Mercredi 25 juin 2008

L’incendie qui a complètement détruit les bâtiments du centre de rétention administrative de Vincennes (CRA), dimanche 22 juin 2008, était malheureusement prévisible. Il est le résultat d’une politique inique, inhumaine et scandaleuse, en matière d’immigration, conduite sciemment par le Président de la République et son gouvernement. Cet incendie est également la conséquence d’une gestion calamiteuse des conditions de détention dans notre pays, que ce soit en centre de rétention administratif ou dans les établissements pénitentiaires.

Contrairement aux affirmations cyniques et grotesques du député UMP Frédéric Lefebvre, l’incendie n’a pas été provoqué ou entretenu par les associations de défense des sans papiers, qui manifestaient alors à l’extérieur du centre, mais bel et bien par le décès, samedi 21 juin en fin d’après midi, d’un Tunisien âgé de 41 ans suite à un arrêt cardiaque. Ainsi, un homme, non pas un chiffre ou une statistique chers à Brice Hortefeux, meurt enfermé, et ses codétenus s’interrogent légitimement sur les circonstances de son décès, jusqu’à la révolte ayant amené certains à mettre le feu à leur matelas. Ce type de phénomènes s'observe également de plus en plus dans les prisons françaises surpeuplées et indignes de la République, quoi que dise notre Garde des Sceaux ("à champagne" comme dirait le Canard). 

Cet incendie est donc le fruit d’un sentiment d’injustice et de colère vécu par des gens qui, rappelons-le encore, ne sont ni des délinquants ni des criminels mais des êtres humains dont la seule faute est d’avoir voulu coûte que coûte gagner la France pour améliorer leurs conditions de vie. Essayer de détourner l'attention sur la responsabilité des associations est absolument indigne. L'UMP n'a décidément peur de rien en matière de démagogie. 

Le CRA de Vincennes était le plus grand centre de rétention administratif de France, avec 249 personnes enfermées au moment du drame, tête de pont de la politique d’expulsion pratiquée par Sarkozy et son ministre de l’immigration Brice Hortefeux. Il est aujourd’hui totalement détruit.
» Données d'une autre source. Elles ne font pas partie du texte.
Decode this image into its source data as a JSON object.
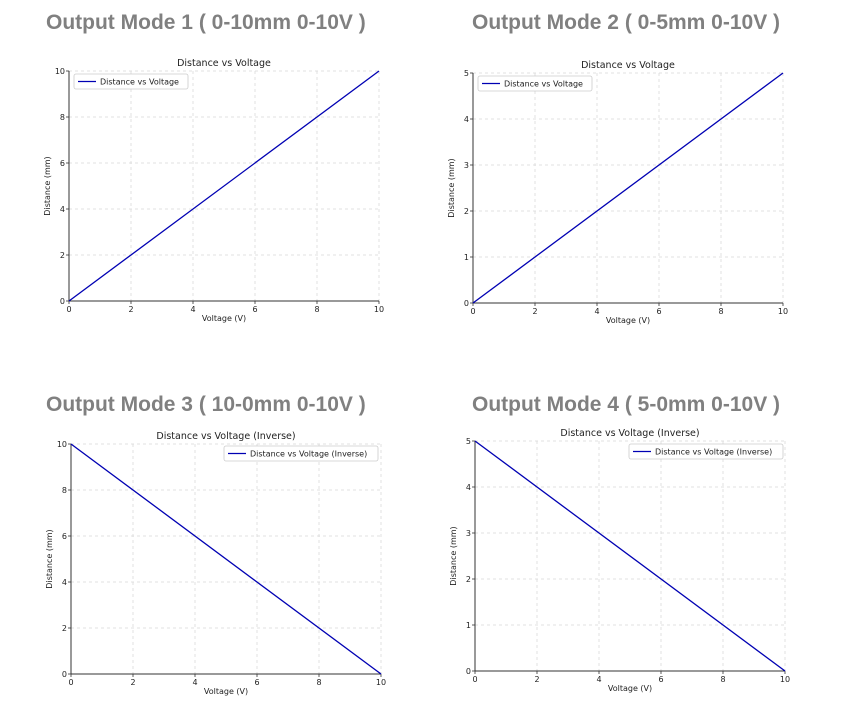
{
  "mode_titles": [
    "Output Mode 1  ( 0-10mm 0-10V )",
    "Output Mode 2  ( 0-5mm 0-10V )",
    "Output Mode 3  ( 10-0mm 0-10V )",
    "Output Mode 4  ( 5-0mm 0-10V )"
  ],
  "colors": {
    "line": "#0000b3",
    "grid": "#d9d9d9",
    "axis": "#333333",
    "title": "#808080"
  },
  "chart_data": [
    {
      "type": "line",
      "title": "Distance vs Voltage",
      "xlabel": "Voltage (V)",
      "ylabel": "Distance (mm)",
      "xlim": [
        0,
        10
      ],
      "ylim": [
        0,
        10
      ],
      "xticks": [
        0,
        2,
        4,
        6,
        8,
        10
      ],
      "yticks": [
        0,
        2,
        4,
        6,
        8,
        10
      ],
      "grid": true,
      "legend": "upper-left",
      "series": [
        {
          "name": "Distance vs Voltage",
          "x": [
            0,
            10
          ],
          "y": [
            0,
            10
          ]
        }
      ]
    },
    {
      "type": "line",
      "title": "Distance vs Voltage",
      "xlabel": "Voltage (V)",
      "ylabel": "Distance (mm)",
      "xlim": [
        0,
        10
      ],
      "ylim": [
        0,
        5
      ],
      "xticks": [
        0,
        2,
        4,
        6,
        8,
        10
      ],
      "yticks": [
        0,
        1,
        2,
        3,
        4,
        5
      ],
      "grid": true,
      "legend": "upper-left",
      "series": [
        {
          "name": "Distance vs Voltage",
          "x": [
            0,
            10
          ],
          "y": [
            0,
            5
          ]
        }
      ]
    },
    {
      "type": "line",
      "title": "Distance vs Voltage (Inverse)",
      "xlabel": "Voltage (V)",
      "ylabel": "Distance (mm)",
      "xlim": [
        0,
        10
      ],
      "ylim": [
        0,
        10
      ],
      "xticks": [
        0,
        2,
        4,
        6,
        8,
        10
      ],
      "yticks": [
        0,
        2,
        4,
        6,
        8,
        10
      ],
      "grid": true,
      "legend": "upper-right",
      "series": [
        {
          "name": "Distance vs Voltage (Inverse)",
          "x": [
            0,
            10
          ],
          "y": [
            10,
            0
          ]
        }
      ]
    },
    {
      "type": "line",
      "title": "Distance vs Voltage (Inverse)",
      "xlabel": "Voltage (V)",
      "ylabel": "Distance (mm)",
      "xlim": [
        0,
        10
      ],
      "ylim": [
        0,
        5
      ],
      "xticks": [
        0,
        2,
        4,
        6,
        8,
        10
      ],
      "yticks": [
        0,
        1,
        2,
        3,
        4,
        5
      ],
      "grid": true,
      "legend": "upper-right",
      "series": [
        {
          "name": "Distance vs Voltage (Inverse)",
          "x": [
            0,
            10
          ],
          "y": [
            5,
            0
          ]
        }
      ]
    }
  ]
}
Ce nouvel incident doit amener l'excité de l'Elysée à s’interroger sérieusement sur le bilan de sa politique migratoire à très courte vue, qui coûte cher à notre pays en terme de drames humains, entache douloureusement notre parvis des droits de l’Homme, donne une image calamiteuse de la France à l’étranger, et dont les bénéfices sont totalement nuls pour nos concitoyens qui eux, se préoccupent surtout de leur pouvoir d'achat. Et ce n'est pas une campagne de communication (de propagande) grotesque orchestrée par Thierry Saussez, le gourou publicitaire de Sarkozy, qui va faciliter les fins de mois de plus en plus difficiles de la majorité des Français.
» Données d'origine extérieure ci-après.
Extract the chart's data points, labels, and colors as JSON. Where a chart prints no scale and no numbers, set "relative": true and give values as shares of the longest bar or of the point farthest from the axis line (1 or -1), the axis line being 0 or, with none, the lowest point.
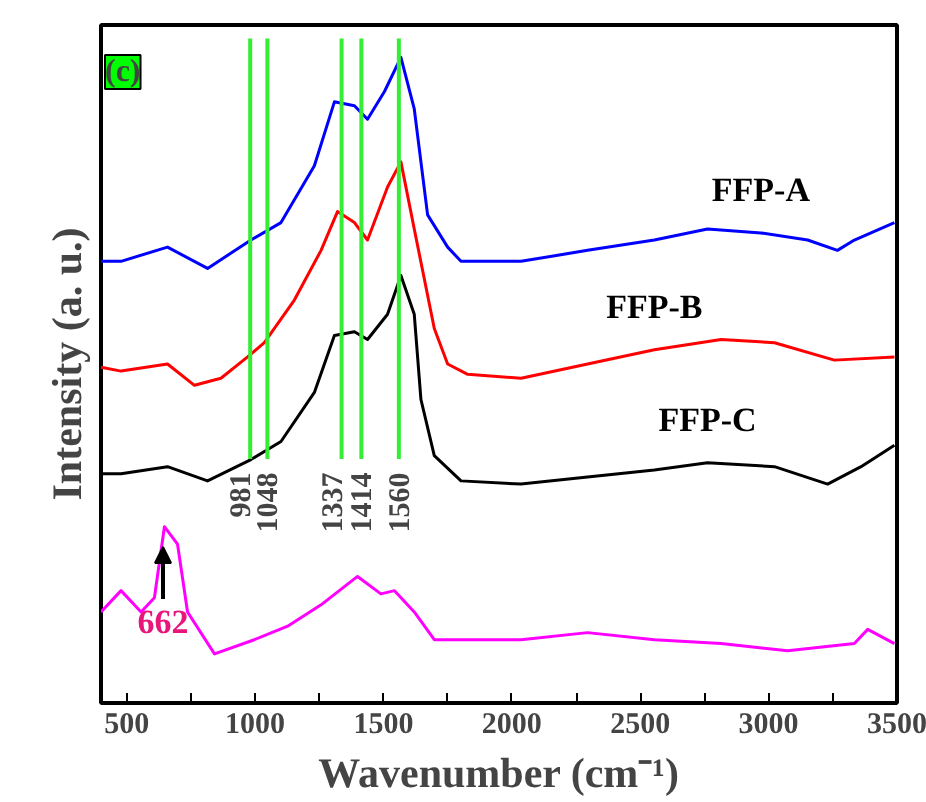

Arrêtons donc de poursuivre, d’arrêter, d’enfermer et d’expulser les étrangers en situation irrégulière comme s’ils étaient des criminels. Stop à la politique du chiffre !  Dans un prochain article, nous verrons d'ailleurs combien coûte précisément, en monnaie sonnante et trébuchante, cette politique migratoire raciste et stupide faite pour galvaniser l'électorat d'extrême droite et qui ne résout en rien les problèmes de notre pays.

Si la France continue à pratiquer ce type de politique, la seule question à se poser est malheureusement: où et quand la prochaine explosion ?

Expulsion des immigrés clandestins, diminution des remboursements de soins, chasse aux sans papiers, aux chômeurs, aux jeunes des cités, aux syndicalistes, stigmatisation des profs, des petits fonctionnaires, des Français issus de l'immigration, des associations de défense des droits de l'homme, etc.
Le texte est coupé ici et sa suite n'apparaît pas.